Once you have a better understanding of your triggers, you can try to take steps to avoid or manage them. If you learn to recognise your warning signs, you can take action early to try and prevent your psychosis getting worse. 

Family and friends may also be able to help you spot when you are becoming unwell, including noticing early symptoms before your experience psychosis.

Learn to relax  

  • Manage your stress. Our pages on managing stress can help you manage pressure and build up your coping skills.
  • Try some relaxation techniques. Our pages on relaxation have lots of suggestions for looking after your wellbeing when you are feeling stressed, anxious or busy.

“I painted regularly – something I hadn’t done for years but felt inspired to do.”

Look after your physical health 

Looking after your physical health can make a difference to how you feel emotionally. For example, it can help to: 

  • Try to get enough sleep. Sleep can help give you the energy to cope with difficult feelings and experiences. See our pages on coping with sleep problems. 
  • Think about your diet. Eating regularly and keeping your blood sugar stable can make a difference to your mood and energy levels. See our pages on food and mood. 
  • Try to do some physical activity. Exercise can be really helpful for your mental wellbeing. See our pages on physical activity. 
  • Spend time outside.
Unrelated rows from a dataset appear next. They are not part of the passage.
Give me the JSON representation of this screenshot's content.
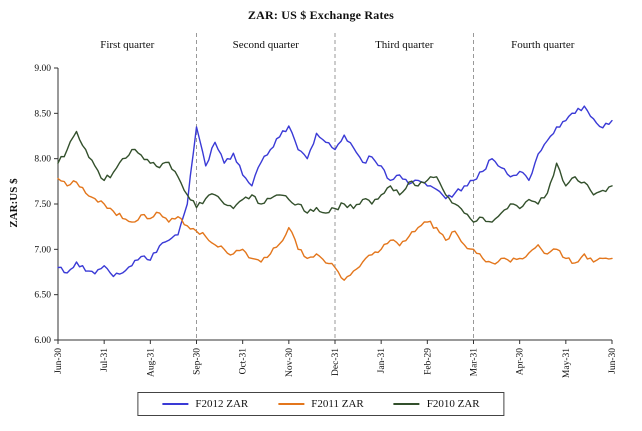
{
  "chart_data": {
    "type": "line",
    "title": "ZAR: US $ Exchange Rates",
    "ylabel": "ZAR:US $",
    "ylim": [
      6.0,
      9.0
    ],
    "ytick_step": 0.5,
    "ytick_labels": [
      "6.00",
      "6.50",
      "7.00",
      "7.50",
      "8.00",
      "8.50",
      "9.00"
    ],
    "x_months": 12,
    "x_tick_labels": [
      "Jun-30",
      "Jul-31",
      "Aug-31",
      "Sep-30",
      "Oct-31",
      "Nov-30",
      "Dec-31",
      "Jan-31",
      "Feb-29",
      "Mar-31",
      "Apr-30",
      "May-31",
      "Jun-30"
    ],
    "quarter_labels": [
      "First quarter",
      "Second quarter",
      "Third quarter",
      "Fourth quarter"
    ],
    "quarter_boundaries_months": [
      3,
      6,
      9
    ],
    "grid": false,
    "legend_position": "bottom",
    "divider_color": "#999999",
    "axis_color": "#333333",
    "series": [
      {
        "name": "F2012 ZAR",
        "color": "#3a3ad6",
        "x_step_months": 0.2,
        "values": [
          6.8,
          6.74,
          6.86,
          6.76,
          6.73,
          6.82,
          6.7,
          6.74,
          6.82,
          6.92,
          6.88,
          7.04,
          7.1,
          7.16,
          7.5,
          8.35,
          7.92,
          8.18,
          7.95,
          8.06,
          7.82,
          7.7,
          7.96,
          8.1,
          8.24,
          8.36,
          8.1,
          8.0,
          8.28,
          8.18,
          8.1,
          8.26,
          8.12,
          7.96,
          8.02,
          7.92,
          7.76,
          7.82,
          7.72,
          7.76,
          7.7,
          7.66,
          7.56,
          7.62,
          7.7,
          7.76,
          7.86,
          8.0,
          7.9,
          7.8,
          7.86,
          7.76,
          8.05,
          8.2,
          8.35,
          8.42,
          8.5,
          8.58,
          8.44,
          8.34,
          8.42
        ]
      },
      {
        "name": "F2011 ZAR",
        "color": "#e3761c",
        "x_step_months": 0.2,
        "values": [
          7.78,
          7.7,
          7.74,
          7.62,
          7.56,
          7.5,
          7.42,
          7.34,
          7.3,
          7.38,
          7.34,
          7.4,
          7.3,
          7.36,
          7.26,
          7.2,
          7.14,
          7.05,
          7.0,
          6.95,
          7.0,
          6.9,
          6.86,
          6.95,
          7.06,
          7.24,
          7.0,
          6.9,
          6.95,
          6.85,
          6.8,
          6.66,
          6.76,
          6.86,
          6.94,
          7.0,
          7.1,
          7.04,
          7.14,
          7.24,
          7.3,
          7.24,
          7.1,
          7.2,
          7.05,
          7.0,
          6.9,
          6.85,
          6.9,
          6.86,
          6.9,
          6.96,
          7.05,
          6.95,
          7.0,
          6.9,
          6.85,
          6.95,
          6.86,
          6.9,
          6.9
        ]
      },
      {
        "name": "F2010 ZAR",
        "color": "#33502c",
        "x_step_months": 0.2,
        "values": [
          7.95,
          8.1,
          8.3,
          8.1,
          7.92,
          7.76,
          7.85,
          8.0,
          8.1,
          8.04,
          7.95,
          7.9,
          7.96,
          7.8,
          7.6,
          7.46,
          7.56,
          7.6,
          7.5,
          7.45,
          7.55,
          7.6,
          7.5,
          7.56,
          7.6,
          7.55,
          7.5,
          7.4,
          7.46,
          7.4,
          7.45,
          7.5,
          7.45,
          7.55,
          7.5,
          7.6,
          7.7,
          7.6,
          7.74,
          7.7,
          7.76,
          7.8,
          7.6,
          7.5,
          7.4,
          7.3,
          7.35,
          7.3,
          7.4,
          7.5,
          7.45,
          7.55,
          7.5,
          7.62,
          7.95,
          7.7,
          7.8,
          7.74,
          7.6,
          7.65,
          7.7
        ]
      }
    ]
  }
}
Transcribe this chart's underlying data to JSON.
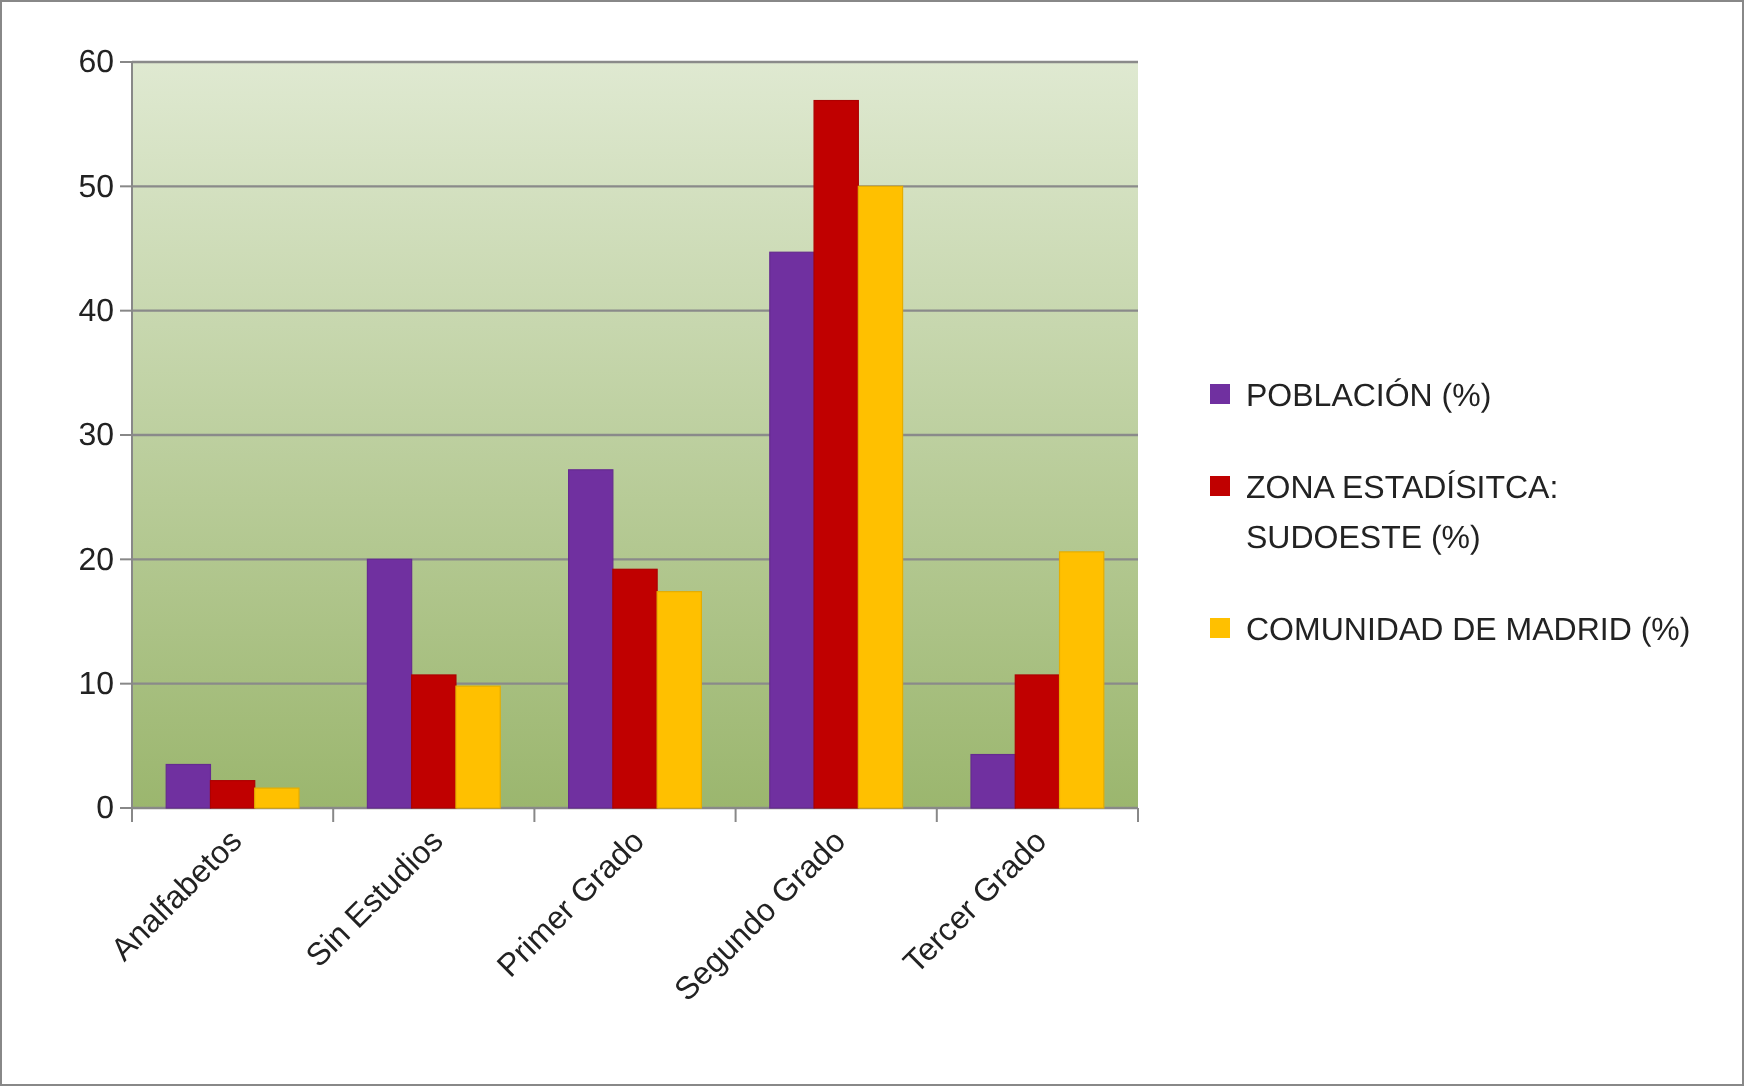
{
  "chart_data": {
    "type": "bar",
    "categories": [
      "Analfabetos",
      "Sin Estudios",
      "Primer Grado",
      "Segundo Grado",
      "Tercer Grado"
    ],
    "series": [
      {
        "name": "POBLACIÓN (%)",
        "color": "#7030a0",
        "values": [
          3.5,
          20,
          27.2,
          44.7,
          4.3
        ]
      },
      {
        "name": "ZONA ESTADÍSITCA: SUDOESTE (%)",
        "color": "#c00000",
        "values": [
          2.2,
          10.7,
          19.2,
          56.9,
          10.7
        ]
      },
      {
        "name": "COMUNIDAD DE MADRID (%)",
        "color": "#ffc000",
        "values": [
          1.6,
          9.8,
          17.4,
          50,
          20.6
        ]
      }
    ],
    "ylim": [
      0,
      60
    ],
    "yticks": [
      0,
      10,
      20,
      30,
      40,
      50,
      60
    ],
    "grid": "y",
    "legend": "right"
  }
}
Spending time in green space can boost your wellbeing. See our pages on nature and mental health. 
  • Avoid drugs and alcohol. While you might want to use drugs or alcohol to cope with difficult feelings, in the long run they can make you feel a lot worse and can prevent you from dealing with any underlying problems that the drug or alcohol use may have been masking. See our pages on recreational drugs and alcohol. 
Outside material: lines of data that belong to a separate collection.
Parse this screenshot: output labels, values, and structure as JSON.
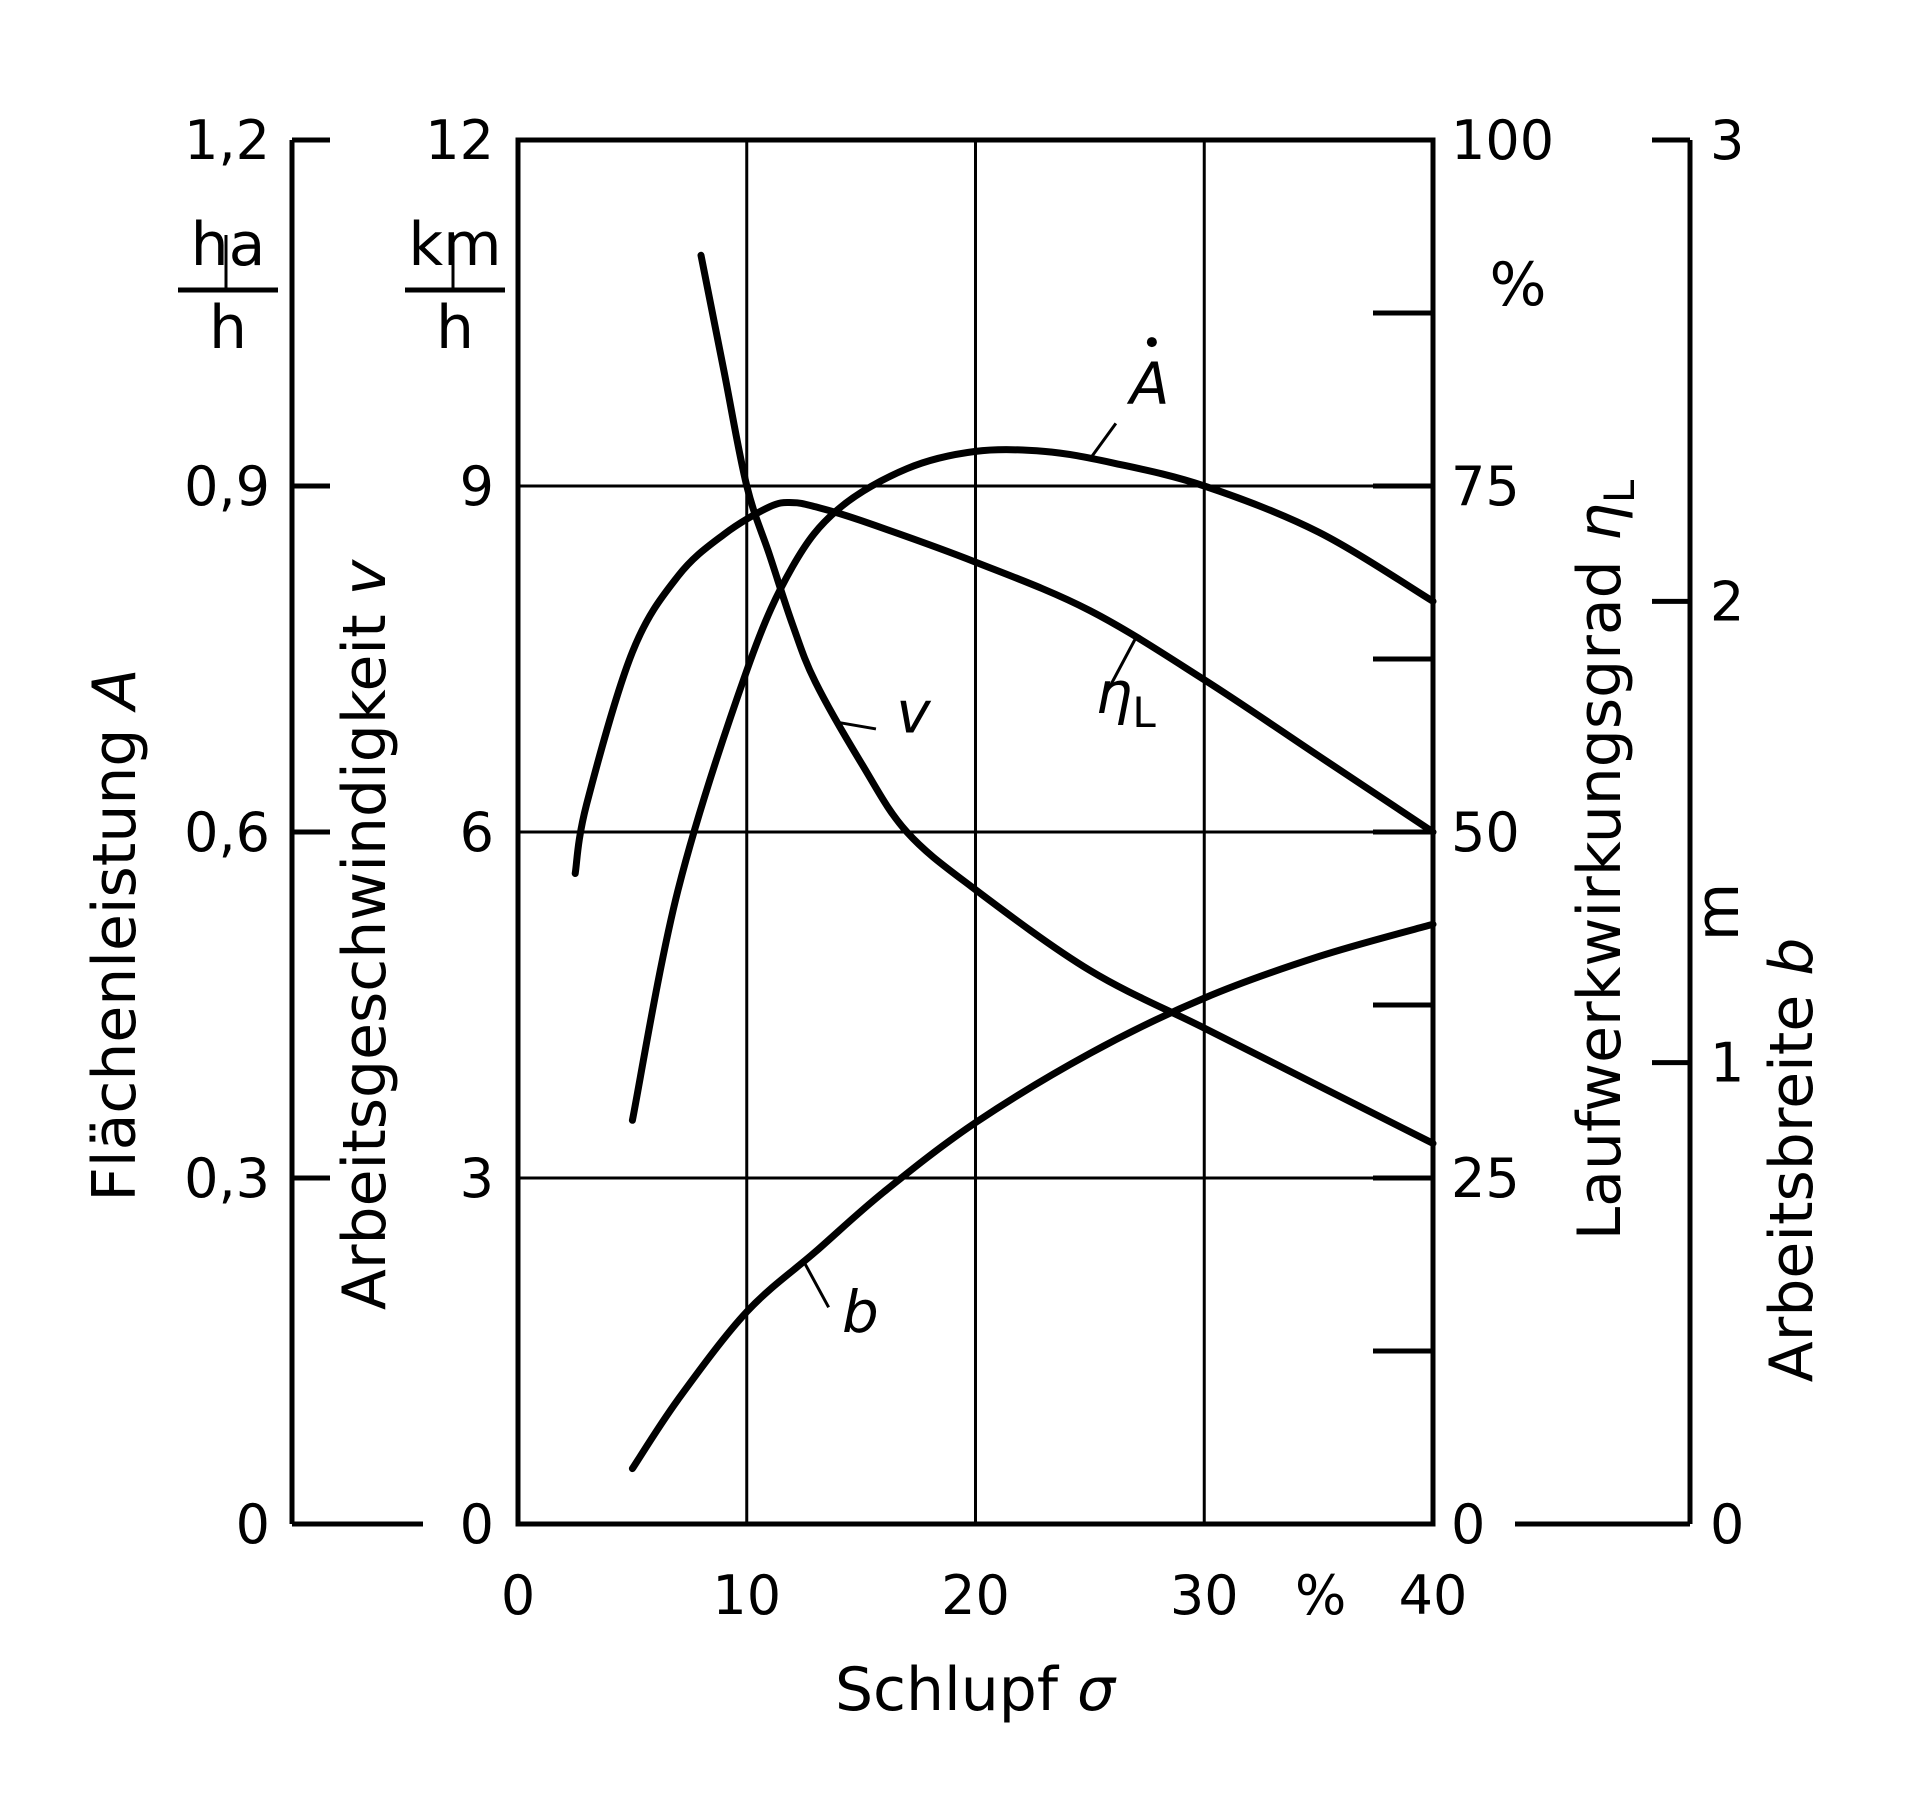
{
  "chart_data": {
    "type": "line",
    "xlabel": "Schlupf",
    "xlabel_symbol": "σ",
    "x_unit": "%",
    "xlim": [
      0,
      40
    ],
    "x_ticks": [
      "0",
      "10",
      "20",
      "30",
      "40"
    ],
    "grid": true,
    "axes": {
      "A": {
        "label": "Flächenleistung",
        "symbol": "A",
        "unit_num": "ha",
        "unit_den": "h",
        "range": [
          0,
          1.2
        ],
        "ticks": [
          "0",
          "0,3",
          "0,6",
          "0,9",
          "1,2"
        ]
      },
      "v": {
        "label": "Arbeitsgeschwindigkeit",
        "symbol": "v",
        "unit_num": "km",
        "unit_den": "h",
        "range": [
          0,
          12
        ],
        "ticks": [
          "0",
          "3",
          "6",
          "9",
          "12"
        ]
      },
      "eta": {
        "label": "Laufwerkwirkungsgrad",
        "symbol": "η",
        "symbol_sub": "L",
        "unit": "%",
        "range": [
          0,
          100
        ],
        "ticks": [
          "0",
          "25",
          "50",
          "75",
          "100"
        ]
      },
      "b": {
        "label": "Arbeitsbreite",
        "symbol": "b",
        "unit": "m",
        "range": [
          0,
          3
        ],
        "ticks": [
          "0",
          "1",
          "2",
          "3"
        ]
      }
    },
    "series": [
      {
        "name": "A",
        "axis": "A",
        "x": [
          5,
          7,
          10,
          12,
          14,
          17,
          20,
          23,
          26,
          30,
          35,
          40
        ],
        "y": [
          0.35,
          0.55,
          0.74,
          0.83,
          0.88,
          0.915,
          0.93,
          0.93,
          0.92,
          0.9,
          0.86,
          0.8
        ]
      },
      {
        "name": "v",
        "axis": "v",
        "x": [
          8,
          9,
          10,
          11,
          12,
          13,
          15,
          17,
          20,
          25,
          30,
          35,
          40
        ],
        "y": [
          11.0,
          10.0,
          9.0,
          8.4,
          7.8,
          7.3,
          6.6,
          6.0,
          5.5,
          4.8,
          4.3,
          3.8,
          3.3
        ]
      },
      {
        "name": "η",
        "name_sub": "L",
        "axis": "eta",
        "x": [
          2.5,
          3,
          5,
          7,
          9,
          11,
          12,
          13,
          15,
          20,
          25,
          30,
          35,
          40
        ],
        "y": [
          47,
          52,
          63,
          68.5,
          71.5,
          73.5,
          73.8,
          73.5,
          72.5,
          69.5,
          66,
          61,
          55.5,
          50
        ]
      },
      {
        "name": "b",
        "axis": "b",
        "x": [
          5,
          7,
          10,
          13,
          16,
          20,
          25,
          30,
          35,
          40
        ],
        "y": [
          0.12,
          0.27,
          0.46,
          0.59,
          0.72,
          0.87,
          1.02,
          1.14,
          1.23,
          1.3
        ]
      }
    ]
  }
}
“I think a routine of structure, quiet and an unpressurised environment, combined with medication, was ultimately the key to my recovery.”

Create a crisis plan 

During a crisis you may not be able to tell people what helps you. When you are feeling well it can be a good idea to talk to someone you trust about what you would like to happen (or not to happen) when you are in crisis. 

It might help to create a crisis plan. See our page on crisis plans for more information. 

“Thankfully I am now over the worse of it and am currently living a much happier life.”